Because the rise in domestic abuse on match days appears due to excessive alcohol consumption, the authors suggest policies aimed at delaying the start of games and restricting alcohol marketing during football games could help reduce it.
The crime scene
The economics of crime has rapidly evolved as a research field, with the number of articles published in major economics journals more than doubling in the 20 years after 1990. Some of the questions studied include: the links between crime and unemployment and between crime and wages; why does more education lead to less crime; how criminal careers are formed; and the literal question of much crime pays - although it can be hard to find good data on this. And as the interest has increased, economists have developed sophisticated methods of using data and exploiting real world policy changes as quasi experiments.
Ultimately, economists look at both the macro ways in which the economic climate contributes to an individual's likelihood of committing crime; and dig down into the detail of how certain behaviours can increase, or decrease, illegal activity.

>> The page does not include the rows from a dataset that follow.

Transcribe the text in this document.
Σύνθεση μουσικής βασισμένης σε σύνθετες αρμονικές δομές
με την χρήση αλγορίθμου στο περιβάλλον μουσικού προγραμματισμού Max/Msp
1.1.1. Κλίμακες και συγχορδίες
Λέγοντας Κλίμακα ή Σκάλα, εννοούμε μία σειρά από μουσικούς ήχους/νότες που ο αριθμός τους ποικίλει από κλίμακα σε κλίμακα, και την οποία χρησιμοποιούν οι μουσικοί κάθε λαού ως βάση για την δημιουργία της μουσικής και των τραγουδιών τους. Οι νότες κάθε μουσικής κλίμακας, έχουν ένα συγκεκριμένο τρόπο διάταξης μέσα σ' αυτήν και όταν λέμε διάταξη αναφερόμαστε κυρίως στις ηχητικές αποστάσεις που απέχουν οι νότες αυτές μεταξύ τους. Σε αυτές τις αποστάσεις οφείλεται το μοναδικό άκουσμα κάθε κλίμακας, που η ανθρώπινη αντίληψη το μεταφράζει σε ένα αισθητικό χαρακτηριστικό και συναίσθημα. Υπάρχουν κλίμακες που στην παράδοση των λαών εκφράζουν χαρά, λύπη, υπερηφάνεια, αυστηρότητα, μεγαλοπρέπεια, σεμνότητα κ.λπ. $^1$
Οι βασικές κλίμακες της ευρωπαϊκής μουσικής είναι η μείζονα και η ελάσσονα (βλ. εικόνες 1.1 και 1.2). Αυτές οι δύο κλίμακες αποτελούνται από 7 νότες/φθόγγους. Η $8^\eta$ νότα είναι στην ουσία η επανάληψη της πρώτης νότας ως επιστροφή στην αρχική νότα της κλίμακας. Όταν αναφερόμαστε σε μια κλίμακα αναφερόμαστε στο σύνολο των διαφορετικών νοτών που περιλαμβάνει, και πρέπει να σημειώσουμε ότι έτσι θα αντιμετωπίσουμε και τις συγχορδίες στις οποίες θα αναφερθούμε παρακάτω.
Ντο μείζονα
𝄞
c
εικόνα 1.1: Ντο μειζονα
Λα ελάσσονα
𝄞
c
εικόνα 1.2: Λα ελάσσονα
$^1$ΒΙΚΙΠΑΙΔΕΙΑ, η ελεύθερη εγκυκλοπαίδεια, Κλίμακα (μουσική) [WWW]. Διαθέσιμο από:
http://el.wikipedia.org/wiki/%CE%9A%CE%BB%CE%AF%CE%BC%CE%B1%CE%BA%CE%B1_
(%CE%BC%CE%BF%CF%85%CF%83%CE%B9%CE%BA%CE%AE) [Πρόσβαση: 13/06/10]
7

The insights gained are of vital importance, both to governments and to the people they serve.
Expert contributor: Stephen Machin With thanks to: Chris Parr
Crime and the prices of things
Economists have shown how the price of goods such as gold jewellery or scrap metal affects their attractiveness to criminals. Researchers Mirko Draca, Theodore Koutmeridis and Stephen Machin used detailed data from police records and victim surveys showing what goods were stolen in London between 2002 and 2012 and combined it with price data from the UK's Office for National Statistics to investigate what items become more - or less - attractive to thieves during this time.
The combined number of burglaries, thefts and robberies fell by 35% during that ten-year period, and the researchers calculated that price variation accounted for approximately 10 per cent to 15 per cent of the observed drop in crime.
"One way of thinking about this is that the falling real price of loot meant that crimes that would have occurred in the past did not occur because the returns available from them significantly decreased," the researchers explain.
Similarly, a separate study found rising metal prices were linked to the spectacular rise in metal crime from the mid-2000s to 2011 that caused widespread havoc. Power and signalling cables, made of copper, were being stolen from the railway networks, public artworks were targeted for their lead, councils even reported drain covers being taken and children's playgrounds being targeted.
And the researchers also showed that it was police action and tighter regulations on scrap metal dealing that helped to weaken this link, leading to a steep fall in metal crime in the following four years despite relatively stable metal prices.